As a Christian nation, our abiding faith in God has always guided our dealings with our friends and neighbors. We believe in hard work and in fair play to achieve our dreams. For this reason we shun cheaters, liars, and thieves who reach easy street by stepping on the toes of others.
All our lives, our parents at home and our teachers at school and our parish priests and nuns at church have endeavored to weave morality - the sense of what is right and what is wrong - into the fabric of both our family and community life. Their hope is to build a society that measures up to the moral uprightness of its leaders and its citizens.
Our full reward, our faith teaches us, is not in this world but in the afterlife. We believe in justice: that good will be rewarded and evil will be punished.
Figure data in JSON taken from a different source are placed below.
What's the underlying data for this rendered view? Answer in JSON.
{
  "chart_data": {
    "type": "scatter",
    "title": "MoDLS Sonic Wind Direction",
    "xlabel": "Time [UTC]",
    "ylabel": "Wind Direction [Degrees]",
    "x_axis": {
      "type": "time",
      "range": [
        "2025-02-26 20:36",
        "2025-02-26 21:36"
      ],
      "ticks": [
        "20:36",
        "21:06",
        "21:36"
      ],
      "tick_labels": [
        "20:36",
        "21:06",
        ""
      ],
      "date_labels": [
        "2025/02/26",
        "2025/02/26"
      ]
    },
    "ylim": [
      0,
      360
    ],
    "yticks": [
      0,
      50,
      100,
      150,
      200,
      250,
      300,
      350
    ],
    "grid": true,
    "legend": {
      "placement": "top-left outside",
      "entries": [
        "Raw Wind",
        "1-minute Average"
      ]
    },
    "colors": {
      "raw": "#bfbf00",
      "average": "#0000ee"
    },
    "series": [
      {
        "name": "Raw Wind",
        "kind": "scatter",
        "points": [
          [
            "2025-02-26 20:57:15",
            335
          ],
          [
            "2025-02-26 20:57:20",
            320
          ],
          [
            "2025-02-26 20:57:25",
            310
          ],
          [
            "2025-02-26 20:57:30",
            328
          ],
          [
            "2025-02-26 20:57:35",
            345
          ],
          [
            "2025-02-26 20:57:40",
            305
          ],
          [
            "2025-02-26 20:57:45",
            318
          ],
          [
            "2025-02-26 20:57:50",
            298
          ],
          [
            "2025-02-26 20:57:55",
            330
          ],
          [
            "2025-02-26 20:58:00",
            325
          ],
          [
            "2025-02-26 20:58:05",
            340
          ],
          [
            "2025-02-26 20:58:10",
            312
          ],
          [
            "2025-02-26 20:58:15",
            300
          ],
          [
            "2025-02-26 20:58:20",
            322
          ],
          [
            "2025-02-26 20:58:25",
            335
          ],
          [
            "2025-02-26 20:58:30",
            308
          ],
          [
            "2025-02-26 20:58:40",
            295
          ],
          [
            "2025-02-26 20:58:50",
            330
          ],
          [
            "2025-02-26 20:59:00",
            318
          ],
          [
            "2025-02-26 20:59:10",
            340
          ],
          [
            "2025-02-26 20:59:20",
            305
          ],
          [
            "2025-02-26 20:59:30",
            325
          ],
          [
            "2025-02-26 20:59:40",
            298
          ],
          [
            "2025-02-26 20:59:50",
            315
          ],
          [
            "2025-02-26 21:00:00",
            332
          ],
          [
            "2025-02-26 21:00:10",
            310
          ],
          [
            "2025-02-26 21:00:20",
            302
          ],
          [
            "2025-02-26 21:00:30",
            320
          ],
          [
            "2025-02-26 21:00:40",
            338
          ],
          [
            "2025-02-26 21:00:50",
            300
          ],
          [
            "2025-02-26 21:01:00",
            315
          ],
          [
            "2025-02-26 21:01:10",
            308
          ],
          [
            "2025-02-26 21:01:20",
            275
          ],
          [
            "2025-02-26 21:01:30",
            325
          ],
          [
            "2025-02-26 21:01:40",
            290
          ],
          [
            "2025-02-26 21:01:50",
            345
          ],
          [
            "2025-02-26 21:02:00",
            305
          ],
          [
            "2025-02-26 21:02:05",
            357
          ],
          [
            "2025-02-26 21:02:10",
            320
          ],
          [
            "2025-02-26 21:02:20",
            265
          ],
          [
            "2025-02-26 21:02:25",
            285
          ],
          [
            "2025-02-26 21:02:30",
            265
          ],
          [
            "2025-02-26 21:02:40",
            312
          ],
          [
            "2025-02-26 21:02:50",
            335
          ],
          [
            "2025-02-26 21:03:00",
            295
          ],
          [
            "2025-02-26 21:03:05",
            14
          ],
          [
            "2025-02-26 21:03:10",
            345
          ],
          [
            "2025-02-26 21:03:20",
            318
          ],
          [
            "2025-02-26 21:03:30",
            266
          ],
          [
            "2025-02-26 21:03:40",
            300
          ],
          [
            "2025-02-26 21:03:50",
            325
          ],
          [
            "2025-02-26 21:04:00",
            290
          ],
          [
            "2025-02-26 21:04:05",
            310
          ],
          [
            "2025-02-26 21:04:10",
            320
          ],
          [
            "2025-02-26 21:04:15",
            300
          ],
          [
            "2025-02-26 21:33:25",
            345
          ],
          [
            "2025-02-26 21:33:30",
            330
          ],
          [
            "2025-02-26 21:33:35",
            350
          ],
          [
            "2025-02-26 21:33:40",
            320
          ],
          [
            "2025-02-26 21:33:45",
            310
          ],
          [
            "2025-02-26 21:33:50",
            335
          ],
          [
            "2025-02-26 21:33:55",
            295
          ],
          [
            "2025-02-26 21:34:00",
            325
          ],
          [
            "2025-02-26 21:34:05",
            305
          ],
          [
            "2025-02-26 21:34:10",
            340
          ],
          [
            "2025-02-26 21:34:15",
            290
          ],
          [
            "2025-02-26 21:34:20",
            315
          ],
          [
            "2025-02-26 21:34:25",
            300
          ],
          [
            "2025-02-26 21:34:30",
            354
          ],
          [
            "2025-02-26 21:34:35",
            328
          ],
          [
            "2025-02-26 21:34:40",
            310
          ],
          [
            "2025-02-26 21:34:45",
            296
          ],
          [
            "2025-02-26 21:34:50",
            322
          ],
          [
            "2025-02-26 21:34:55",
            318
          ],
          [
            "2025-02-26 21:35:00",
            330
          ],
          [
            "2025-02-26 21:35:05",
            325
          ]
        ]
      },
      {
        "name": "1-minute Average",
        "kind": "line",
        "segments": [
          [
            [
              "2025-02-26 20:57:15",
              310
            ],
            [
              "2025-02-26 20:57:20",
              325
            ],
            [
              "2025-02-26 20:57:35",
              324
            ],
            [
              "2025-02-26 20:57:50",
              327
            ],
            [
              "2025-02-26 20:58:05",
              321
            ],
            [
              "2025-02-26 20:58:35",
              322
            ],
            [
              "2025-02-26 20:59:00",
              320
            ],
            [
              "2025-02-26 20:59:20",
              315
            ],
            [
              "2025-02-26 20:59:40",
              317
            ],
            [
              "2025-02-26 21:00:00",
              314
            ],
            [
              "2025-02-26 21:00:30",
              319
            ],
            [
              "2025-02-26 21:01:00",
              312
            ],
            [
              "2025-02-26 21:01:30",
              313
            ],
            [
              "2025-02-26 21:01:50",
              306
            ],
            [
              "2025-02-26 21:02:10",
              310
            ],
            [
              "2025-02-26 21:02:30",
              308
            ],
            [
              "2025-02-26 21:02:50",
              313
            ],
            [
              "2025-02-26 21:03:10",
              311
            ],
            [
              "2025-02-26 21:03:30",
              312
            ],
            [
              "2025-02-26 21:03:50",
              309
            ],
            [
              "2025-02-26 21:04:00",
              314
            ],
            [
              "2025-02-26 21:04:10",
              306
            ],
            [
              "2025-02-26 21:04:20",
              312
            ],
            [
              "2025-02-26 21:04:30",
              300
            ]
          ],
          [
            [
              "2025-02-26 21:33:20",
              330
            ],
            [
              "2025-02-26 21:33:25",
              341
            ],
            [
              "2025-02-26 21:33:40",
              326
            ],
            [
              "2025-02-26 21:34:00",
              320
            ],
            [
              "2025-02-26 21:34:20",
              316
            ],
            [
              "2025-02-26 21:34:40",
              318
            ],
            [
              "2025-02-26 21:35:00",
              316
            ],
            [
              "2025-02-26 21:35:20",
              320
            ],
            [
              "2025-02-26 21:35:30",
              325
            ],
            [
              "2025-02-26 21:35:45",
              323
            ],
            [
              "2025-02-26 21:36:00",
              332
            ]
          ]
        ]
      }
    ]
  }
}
For what does it profit a man or a woman if he or she gains the whole world but loses his or her soul?
To ease the anger of the people over her inimical assaults on their welfare and on their democratic institutions, Gloria Macapagal Arroyo has offered a half-hearted apology, if not an insincere one. For what followed her "I'm sorry" speech was a blizzard of obfuscations, not real contrition as demanded of her by a good conscience to set aright the wrong that she has done.
The people expected atonement but are being fed daily with a dose of presidential arrogance. She has excoriated her critics for taking her to task, embarked upon a crusade to cover up her bad behavior, and is defending herself with the logic of a moral relativist. "Yes," she seems to tell us, "I rigged the elections but what's the big deal? You all move on with your life."
Moral relativism is a pseudo philosophy that recognizes no absolute truth other than the subjective interpretation of what is right by individuals to suit their selfish purposes. By this definition, it removes the stigma associated with lying, cheating, and stealing. Or with kidnapping, graft and corruption, and accepting jueteng payoffs. All that matters to those who deny moral excellence is the happiness of evildoers, and they couldn't care less what great harm their self-centeredness has inflicted on others.
In his pre-conclave homily before the College of Cardinals shortly after the death of John Paul II, Cardinal Joseph Ratzinger, now Pope Benedict XVI, warned them that the Catholic Church must not become prey to modern moral relativism or ideological trends. He also pointed to the advance of anti-Catholic secularism both outside and within the Catholic Church.
"A dictatorship of relativism is being formed, one that recognizes nothing as definitive and that has as its measure only the self and its desires," he said.